By the time we’re done playing ‘telephone,’ it’s all going to over except burying the bodies.
At Columbine, the police response was right out of the current playbook. Secure a perimeter, evacuate all the civilians you can get out of the way, wait for SWAT and the bomb squad to show up, stage and prepare, and go in and secure the building.
That didn’t work so well there.
But it was the standard doctrine, established because we believed that an unplanned response or a response without the necessary overwhelming force would be an ineffective response. So the police trained to wait for the situation to be right.
The passengers on AA Flight 11 similarly followed doctrine; when hijacked sit tight, avoid confrontation, wait until the plane gets on the ground and the grownups either negotiate a settlement or effect a rescue.
That didn’t work so well either.
Similar stories in Thurston High School and on AA Flight 93 ended differently. It wasn’t because there were better plans, or necessarily because the specific people were braver or smarter (although on Flight 93 they were obviously better informed). It was because they operated on a different doctrine, which involved immediate action, and not passively waiting for someone else to solve the problem.
Now some problems can’t easily be solved by a few high school kids or airline passengers, and I don’t mean to suggest that they are.
But I do mean to suggest that we need to invert our doctrine – actually, to bring our doctrine in conformance with reality. Because we’re spending billions building capabilities that aren’t. Because the reality is that the only people who will have a chance to avert an unanticipated terrorist attack will be a couple of security guards and local cops.
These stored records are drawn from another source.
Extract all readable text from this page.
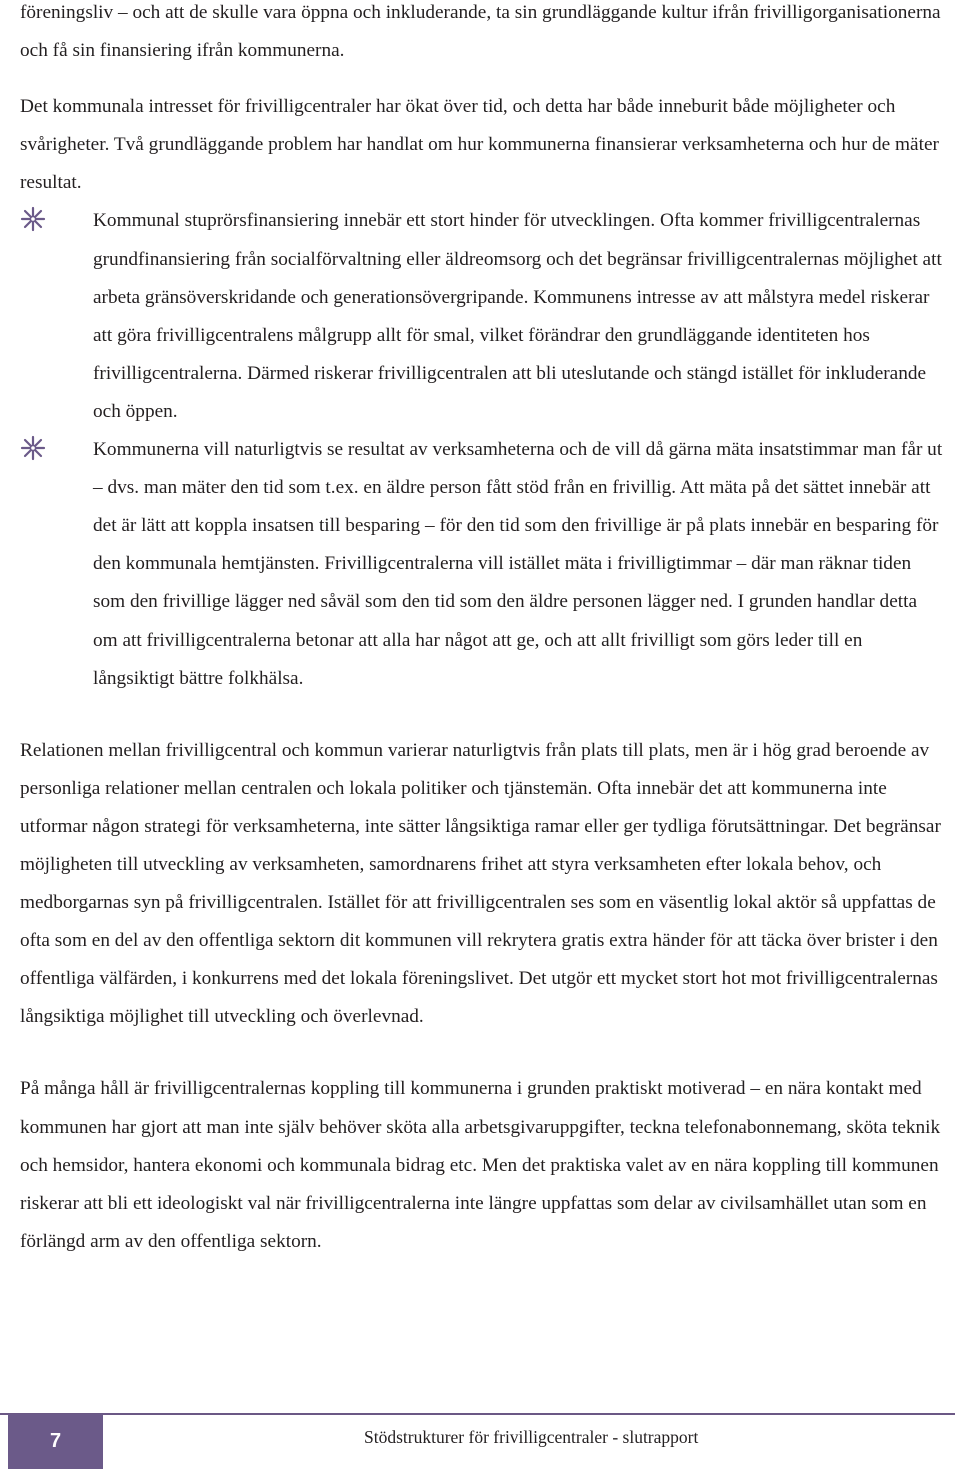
föreningsliv – och att de skulle vara öppna och inkluderande, ta sin grundläggande kultur ifrån frivilligorganisationerna och få sin finansiering ifrån kommunerna.

Det kommunala intresset för frivilligcentraler har ökat över tid, och detta har både inneburit både möjligheter och svårigheter. Två grundläggande problem har handlat om hur kommunerna finansierar verksamheterna och hur de mäter resultat.

Kommunal stuprörsfinansiering innebär ett stort hinder för utvecklingen. Ofta kommer frivilligcentralernas grundfinansiering från socialförvaltning eller äldreomsorg och det begränsar frivilligcentralernas möjlighet att arbeta gränsöverskridande och generationsövergripande. Kommunens intresse av att målstyra medel riskerar att göra frivilligcentralens målgrupp allt för smal, vilket förändrar den grundläggande identiteten hos frivilligcentralerna. Därmed riskerar frivilligcentralen att bli uteslutande och stängd istället för inkluderande och öppen.
Kommunerna vill naturligtvis se resultat av verksamheterna och de vill då gärna mäta insatstimmar man får ut – dvs. man mäter den tid som t.ex. en äldre person fått stöd från en frivillig. Att mäta på det sättet innebär att det är lätt att koppla insatsen till besparing – för den tid som den frivillige är på plats innebär en besparing för den kommunala hemtjänsten. Frivilligcentralerna vill istället mäta i frivilligtimmar – där man räknar tiden som den frivillige lägger ned såväl som den tid som den äldre personen lägger ned. I grunden handlar detta om att frivilligcentralerna betonar att alla har något att ge, och att allt frivilligt som görs leder till en långsiktigt bättre folkhälsa.

Relationen mellan frivilligcentral och kommun varierar naturligtvis från plats till plats, men är i hög grad beroende av personliga relationer mellan centralen och lokala politiker och tjänstemän. Ofta innebär det att kommunerna inte utformar någon strategi för verksamheterna, inte sätter långsiktiga ramar eller ger tydliga förutsättningar. Det begränsar möjligheten till utveckling av verksamheten, samordnarens frihet att styra verksamheten efter lokala behov, och medborgarnas syn på frivilligcentralen. Istället för att frivilligcentralen ses som en väsentlig lokal aktör så uppfattas de ofta som en del av den offentliga sektorn dit kommunen vill rekrytera gratis extra händer för att täcka över brister i den offentliga välfärden, i konkurrens med det lokala föreningslivet. Det utgör ett mycket stort hot mot frivilligcentralernas långsiktiga möjlighet till utveckling och överlevnad.

På många håll är frivilligcentralernas koppling till kommunerna i grunden praktiskt motiverad – en nära kontakt med kommunen har gjort att man inte själv behöver sköta alla arbetsgivaruppgifter, teckna telefonabonnemang, sköta teknik och hemsidor, hantera ekonomi och kommunala bidrag etc. Men det praktiska valet av en nära koppling till kommunen riskerar att bli ett ideologiskt val när frivilligcentralerna inte längre uppfattas som delar av civilsamhället utan som en förlängd arm av den offentliga sektorn.

7	Stödstrukturer för frivilligcentraler - slutrapport
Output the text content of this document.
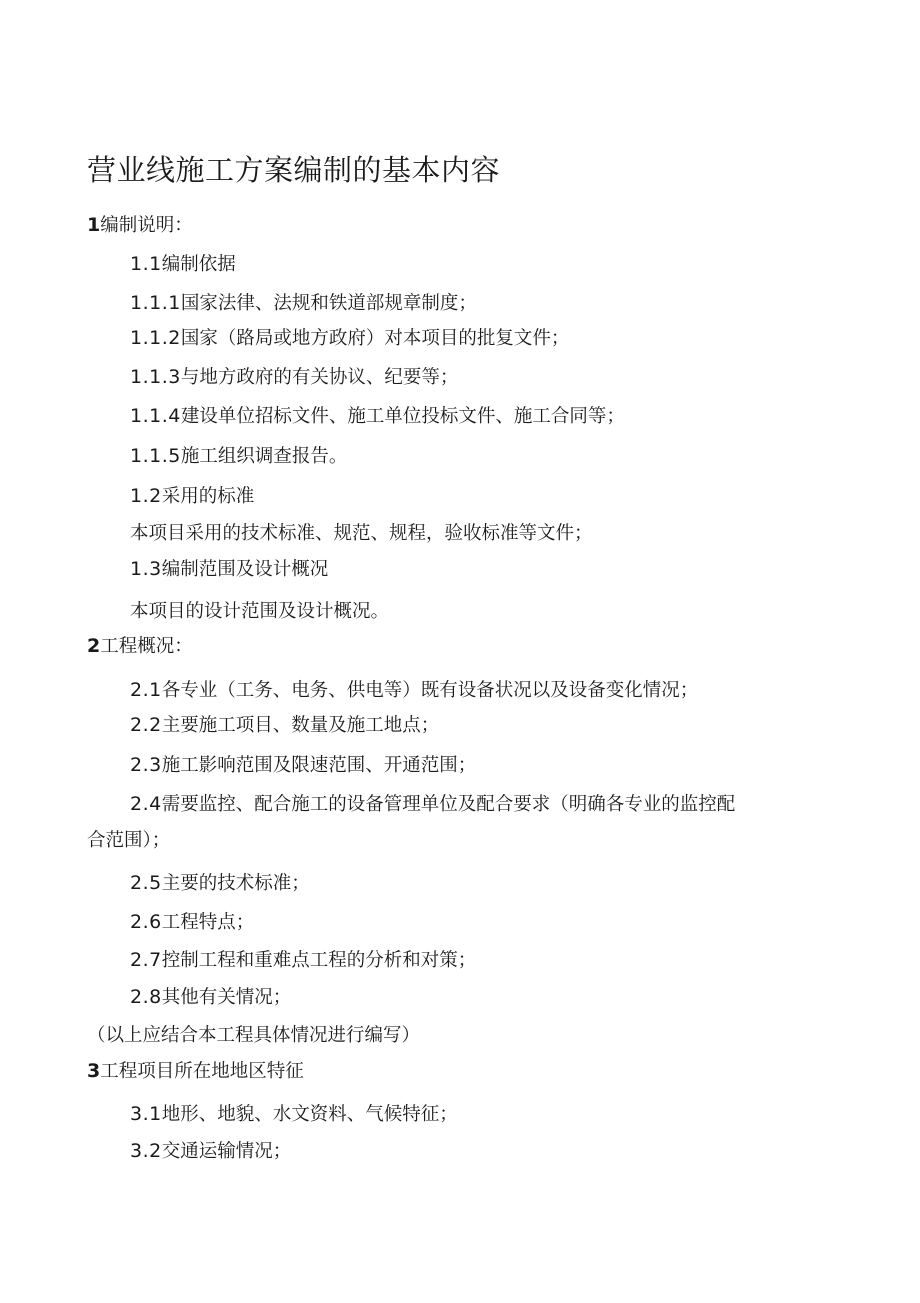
营业线施工方案编制的基本内容
1编制说明：
1.1编制依据
1.1.1国家法律、法规和铁道部规章制度；
1.1.2国家（路局或地方政府）对本项目的批复文件；
1.1.3与地方政府的有关协议、纪要等；
1.1.4建设单位招标文件、施工单位投标文件、施工合同等；
1.1.5施工组织调查报告。
1.2采用的标准
本项目采用的技术标准、规范、规程，验收标准等文件；
1.3编制范围及设计概况
本项目的设计范围及设计概况。
2工程概况：
2.1各专业（工务、电务、供电等）既有设备状况以及设备变化情况；
2.2主要施工项目、数量及施工地点；
2.3施工影响范围及限速范围、开通范围；
2.4需要监控、配合施工的设备管理单位及配合要求（明确各专业的监控配
合范围）；
2.5主要的技术标准；
2.6工程特点；
2.7控制工程和重难点工程的分析和对策；
2.8其他有关情况；
（以上应结合本工程具体情况进行编写）
3工程项目所在地地区特征
3.1地形、地貌、水文资料、气候特征；
3.2交通运输情况；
And the first people to react to it will be EMT’s firefighters, and the staff of the local ER.
So let’s design a security system around them.
There are some collateral benefits of doing this.
First, we spend less time and energy building a giant, centralized domestic security apparatus which will inevitably be abused by those in power. By diffusing the power, we make that inevitable abuse harder to do, easier to detect, and more limited in scope.
Second, the additional capability we build into local law enforcement and public health bears immediate fruit in better law enforcement and public health, even absent a terror attack. The communications infrastructure that will help Southern California agencies respond to an attack can also be used in the event of fires or earthquakes. Better public health infrastructure will not only limit the population’s exposure to bioterror, but to naturally occurring disease as well.
Practically, not every threat can be met at a local level. NEST will never be a county function. And offense will remain the best defense, and will never be a local function.
But if we want to build a truly robust security system, we’d do well to heed Bruce Schneier (author of the great book ‘Beyond Fear‘):
The moral, Schneier came to believe, is that security measures are characterized less by their success than by their manner of failure. All security systems eventually miscarry in one way or another. But when this happens to the good ones, they stretch and sag before breaking, each component failure leaving the whole as unaffected as possible.
and
“The trick to remember is that technology can’t save you,” Schneier says. “we know this in our own lives. We realize there’s no magic anti-burglary dust that we can sprinkle on our cars to prevent them from being stolen. We know that car alarms don’t provide much protection. The Club at best makes burglars steal the car next to you. For real safety we park on nice streets where people notice if somebody smashes the window. Or we park in garages, where somebody watches the car. In both cases people are the essential security element. You always build the system around people.”
The people on the front lines. Angela the baggage clerk. She’s not going to violate my civil liberties, and she might actually save me some day, rather than investigating afterwards.